Lord Mackie of Benshie

I should like to support, if not the amendment, what the noble Earl, Lord Caithness, has said. It is true that, if you know of cases of bad husbandry, it takes the most tremendous amount of work and time before they are recognised as such. In fact, as has been said, they have to be a disaster, useful only to the conservationists in the amount of buttercups and wild flowers that you see below the grass. Good farmers these people certainly are not. I do not like the amendment, and particularly sub-paragraph (iii): managing or farming it to the standard which would be practised by a responsible tenant on a comparable holding". That could lead to as much trouble as the remark about good husbandry.
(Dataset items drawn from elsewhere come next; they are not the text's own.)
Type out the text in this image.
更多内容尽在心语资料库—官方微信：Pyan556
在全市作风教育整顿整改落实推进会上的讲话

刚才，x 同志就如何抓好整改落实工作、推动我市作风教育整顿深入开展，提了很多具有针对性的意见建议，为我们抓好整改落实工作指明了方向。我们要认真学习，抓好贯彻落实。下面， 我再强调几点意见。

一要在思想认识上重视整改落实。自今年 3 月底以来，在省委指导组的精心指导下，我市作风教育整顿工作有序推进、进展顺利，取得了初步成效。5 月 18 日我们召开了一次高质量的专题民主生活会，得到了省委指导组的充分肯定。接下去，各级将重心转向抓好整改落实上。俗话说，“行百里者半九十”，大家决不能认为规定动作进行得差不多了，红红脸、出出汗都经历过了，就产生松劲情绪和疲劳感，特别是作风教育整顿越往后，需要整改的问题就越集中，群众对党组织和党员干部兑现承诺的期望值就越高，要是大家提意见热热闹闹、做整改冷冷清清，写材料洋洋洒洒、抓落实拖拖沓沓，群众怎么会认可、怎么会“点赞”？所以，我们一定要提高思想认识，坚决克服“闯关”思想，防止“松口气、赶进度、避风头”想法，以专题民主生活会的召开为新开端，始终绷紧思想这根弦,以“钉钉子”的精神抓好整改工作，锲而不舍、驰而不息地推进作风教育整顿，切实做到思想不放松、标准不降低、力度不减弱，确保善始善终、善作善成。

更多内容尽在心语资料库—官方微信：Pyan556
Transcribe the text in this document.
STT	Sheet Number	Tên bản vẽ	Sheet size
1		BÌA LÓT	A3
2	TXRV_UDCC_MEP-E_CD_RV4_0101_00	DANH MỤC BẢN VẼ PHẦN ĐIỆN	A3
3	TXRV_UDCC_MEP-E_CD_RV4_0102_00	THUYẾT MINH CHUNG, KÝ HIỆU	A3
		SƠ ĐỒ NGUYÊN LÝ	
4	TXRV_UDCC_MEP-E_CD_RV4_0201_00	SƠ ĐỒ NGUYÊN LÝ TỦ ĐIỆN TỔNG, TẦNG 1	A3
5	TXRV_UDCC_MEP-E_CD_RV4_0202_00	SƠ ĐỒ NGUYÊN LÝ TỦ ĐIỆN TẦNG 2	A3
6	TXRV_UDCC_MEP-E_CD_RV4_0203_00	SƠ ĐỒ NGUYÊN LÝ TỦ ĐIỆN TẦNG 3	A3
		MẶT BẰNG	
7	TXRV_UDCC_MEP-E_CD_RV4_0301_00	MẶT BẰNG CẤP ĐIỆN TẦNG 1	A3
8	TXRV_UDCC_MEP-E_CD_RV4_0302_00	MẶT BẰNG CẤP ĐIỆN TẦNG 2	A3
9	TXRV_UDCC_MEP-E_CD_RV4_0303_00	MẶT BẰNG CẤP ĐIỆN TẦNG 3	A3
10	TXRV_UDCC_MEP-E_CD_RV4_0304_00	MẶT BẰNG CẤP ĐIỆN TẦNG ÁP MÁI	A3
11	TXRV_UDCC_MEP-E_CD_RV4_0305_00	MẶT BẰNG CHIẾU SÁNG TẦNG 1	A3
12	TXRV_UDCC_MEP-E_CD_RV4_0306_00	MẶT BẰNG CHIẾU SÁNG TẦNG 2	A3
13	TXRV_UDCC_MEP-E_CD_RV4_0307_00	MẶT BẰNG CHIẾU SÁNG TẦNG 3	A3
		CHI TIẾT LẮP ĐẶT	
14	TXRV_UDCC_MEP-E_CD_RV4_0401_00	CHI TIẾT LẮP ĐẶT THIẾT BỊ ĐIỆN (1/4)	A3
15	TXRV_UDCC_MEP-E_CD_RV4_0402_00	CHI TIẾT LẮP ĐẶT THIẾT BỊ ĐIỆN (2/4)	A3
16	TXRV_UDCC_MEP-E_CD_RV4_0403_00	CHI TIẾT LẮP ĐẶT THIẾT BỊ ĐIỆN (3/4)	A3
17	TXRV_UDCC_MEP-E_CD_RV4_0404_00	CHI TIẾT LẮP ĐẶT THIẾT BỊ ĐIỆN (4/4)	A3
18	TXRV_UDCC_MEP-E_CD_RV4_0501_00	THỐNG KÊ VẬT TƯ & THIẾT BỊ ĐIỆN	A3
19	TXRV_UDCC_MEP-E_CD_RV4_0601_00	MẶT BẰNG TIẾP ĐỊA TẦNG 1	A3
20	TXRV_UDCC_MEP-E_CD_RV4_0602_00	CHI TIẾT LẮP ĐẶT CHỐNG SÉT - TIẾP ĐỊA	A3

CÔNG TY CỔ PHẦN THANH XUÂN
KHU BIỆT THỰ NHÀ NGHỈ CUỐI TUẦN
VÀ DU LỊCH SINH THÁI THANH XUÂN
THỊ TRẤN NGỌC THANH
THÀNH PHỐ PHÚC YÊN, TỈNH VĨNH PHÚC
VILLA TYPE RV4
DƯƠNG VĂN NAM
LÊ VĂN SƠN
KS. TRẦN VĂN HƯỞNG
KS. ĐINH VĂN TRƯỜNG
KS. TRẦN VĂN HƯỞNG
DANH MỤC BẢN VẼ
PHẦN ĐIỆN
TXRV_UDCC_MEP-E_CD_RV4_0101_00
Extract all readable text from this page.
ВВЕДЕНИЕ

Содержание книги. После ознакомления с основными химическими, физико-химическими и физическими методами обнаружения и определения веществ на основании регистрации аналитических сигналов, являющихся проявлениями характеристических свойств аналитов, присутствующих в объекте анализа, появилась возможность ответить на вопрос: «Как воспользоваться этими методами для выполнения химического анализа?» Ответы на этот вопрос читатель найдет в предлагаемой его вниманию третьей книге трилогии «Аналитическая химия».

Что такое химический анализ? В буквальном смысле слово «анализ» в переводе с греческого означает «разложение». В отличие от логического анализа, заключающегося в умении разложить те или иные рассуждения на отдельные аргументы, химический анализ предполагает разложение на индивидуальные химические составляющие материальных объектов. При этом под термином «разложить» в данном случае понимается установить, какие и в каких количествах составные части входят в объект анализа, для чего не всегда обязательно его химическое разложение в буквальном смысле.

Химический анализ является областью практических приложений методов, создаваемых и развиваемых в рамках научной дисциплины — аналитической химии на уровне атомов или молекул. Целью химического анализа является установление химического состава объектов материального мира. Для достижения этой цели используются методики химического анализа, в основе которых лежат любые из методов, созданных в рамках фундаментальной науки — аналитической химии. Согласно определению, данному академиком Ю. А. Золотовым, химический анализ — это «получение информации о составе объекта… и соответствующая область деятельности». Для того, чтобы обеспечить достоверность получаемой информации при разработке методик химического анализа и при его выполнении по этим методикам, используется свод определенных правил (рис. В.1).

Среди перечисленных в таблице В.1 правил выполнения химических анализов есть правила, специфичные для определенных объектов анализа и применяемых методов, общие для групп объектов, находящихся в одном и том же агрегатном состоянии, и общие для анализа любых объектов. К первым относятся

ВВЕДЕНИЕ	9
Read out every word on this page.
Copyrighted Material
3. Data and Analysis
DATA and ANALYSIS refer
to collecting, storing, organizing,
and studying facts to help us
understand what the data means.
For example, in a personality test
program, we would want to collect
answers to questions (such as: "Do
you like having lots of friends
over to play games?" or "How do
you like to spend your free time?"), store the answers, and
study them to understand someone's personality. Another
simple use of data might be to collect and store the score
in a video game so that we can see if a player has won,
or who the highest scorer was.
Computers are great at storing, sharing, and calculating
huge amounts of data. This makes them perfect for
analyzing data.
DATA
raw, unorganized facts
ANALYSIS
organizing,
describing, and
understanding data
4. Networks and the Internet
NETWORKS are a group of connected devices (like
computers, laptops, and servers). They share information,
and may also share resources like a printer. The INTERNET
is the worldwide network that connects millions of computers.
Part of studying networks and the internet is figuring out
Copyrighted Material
I think that the Minister ought to look at it. One does not want tremendous persecution of mediocre farmers, but I could not agree more that it appears to be far too difficult to get rid of a really bad farmer—disastrous, yes, but bad, no.

The Earl of Caithness

I was somewhat disappointed by my noble friend's reply, because I feel that once again, with all due respect, he has missed the point. The point is that in future more and more tenants will be looking for means of raising income to support their way of life other than just pure farming, and the definition of "good husbandry" and "good estate management" under the 1947 Act is a purely agricultural one.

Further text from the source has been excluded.